Eskişehirspor'umuz Bölgesel Amatör Lig 6. Grup'ta, 8. hafta maçını da kazanarak namağlup liderliğini sürdürmeyi başardı. Karadeniz ekibi Alaplı Belediyespor'u sahasında 1-0 mağlup eden Eskişehirspor skor olarak zorlansa da önemli bir galiviyet aldı. Eskişehirspor aldığı sonuç ile puanını 22'ye yükseltti ve BAL 6. Grup'ta en yakın rakibinin önünde, yenilgisiz ve lider olarak yoluna devam ediyor.

Eskişehirspor'a oyun olarak baktığımızda ise Alaplı karşısında maçın belirli bölümlerinde zorlanan bir takım gördüğümüz aşikar. İbrahim Hoca'nın iç sahada Gölbaşı'na karşı denediği bir 6 ve iki 8'den oluşan üçlü orta sahalı yapıyı bu maçta da gördük. Fakat göbekte tempo ve kreatiflik sorunları halen devam ediyor. Aslında Es Es'in oyununda eksik noktalar her hafta hemen aynı olmaya başladı. Bunları uzun haftalardır detaylıca yazıyorum.

Eskişehirspor kalite olarak kendi grubunun en iyi takımı olduğu için ve oyunundaki artılar eksilere göre daha fazla olduğu için, eksiklerine rağmen kazanma alışkanlığını sürdürüyor. Bu sebeple bu hafta çok fazla saha içini konuşmak istemiyorum. Alaplı gibi diri bir takımdan 3 puan almak önemliydi.

Bu hafta sonu bence saha içindeki maç zevkli, çekişmeli ve heyecanlı olmasına karşın asıl aksiyon tirbünlerdeydi. Büyük Eskişehirspor taraftarının her zaman canla başla takımını desteklediğini ve iyi tribün yaptığını söylememe gerek yok. Ancak bazı maçların atmosferi daha farklı oluyor. Alaplı maçı da biraz öyleydi...

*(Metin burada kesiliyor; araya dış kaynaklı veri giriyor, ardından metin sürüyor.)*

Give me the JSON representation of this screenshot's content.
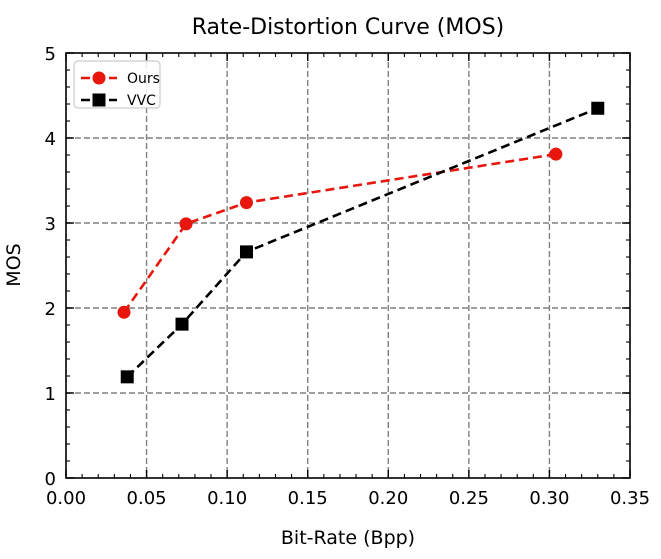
{
  "chart_data": {
    "type": "line",
    "title": "Rate-Distortion Curve (MOS)",
    "xlabel": "Bit-Rate (Bpp)",
    "ylabel": "MOS",
    "xlim": [
      0.0,
      0.35
    ],
    "ylim": [
      0,
      5
    ],
    "xticks": [
      0.0,
      0.05,
      0.1,
      0.15,
      0.2,
      0.25,
      0.3,
      0.35
    ],
    "xtick_labels": [
      "0.00",
      "0.05",
      "0.10",
      "0.15",
      "0.20",
      "0.25",
      "0.30",
      "0.35"
    ],
    "yticks": [
      0,
      1,
      2,
      3,
      4,
      5
    ],
    "ytick_labels": [
      "0",
      "1",
      "2",
      "3",
      "4",
      "5"
    ],
    "grid": true,
    "legend_position": "top-left",
    "series": [
      {
        "name": "Ours",
        "color": "#e8160c",
        "marker": "circle",
        "linestyle": "dashed",
        "x": [
          0.036,
          0.0745,
          0.112,
          0.304
        ],
        "y": [
          1.95,
          2.99,
          3.24,
          3.81
        ]
      },
      {
        "name": "VVC",
        "color": "#000000",
        "marker": "square",
        "linestyle": "dashed",
        "x": [
          0.038,
          0.072,
          0.112,
          0.33
        ],
        "y": [
          1.19,
          1.81,
          2.66,
          4.35
        ]
      }
    ]
  }
}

Maç başlamadan 1 saat kadar önce, maça yürüyerek geldiğim için daha fazla yolu uzatmayım diye emniyetten basın mensubu iznimi alarak Alaplı taraftarlarının olduğu mevkiden basın ve protokol tarafına yürüyordum. Sonra Alaplı'dan iki genç arkadaş ile konuştum. Hatta fotoğraf verdiler atkılarla, sağolsunlar. Daha sonra kalabalığa doğru yöneldik beraber. Benim amacım oradan geçip gitmekti. Bir de baktım ki Alaplı'dan takımlarını desteklemeye gelen "Mavi Şeytanlar" grubu ile çoğunluğunun ALTES'ten olduğunu daha sonra öğrendiğim bir grup Eskişehirspor taraftarı dostluk pozu veriyor. Hem de rahmetli Ediz Bahtiyaroğlu'nu anan "Kanatlanıp Uçtuğun Yerde Bahtiyar Ol" sloganının yazılı olduğu ve Alaplı Mavi Şeytanlar grubunun yaptırdığı panklartla. Bu beni maç öncesi acayip şekilde duygulandırdı. Birkaç kare fotoğraf çektim ve hemen haber yaptım. Bu müstesna olayı herkes görmeliydi...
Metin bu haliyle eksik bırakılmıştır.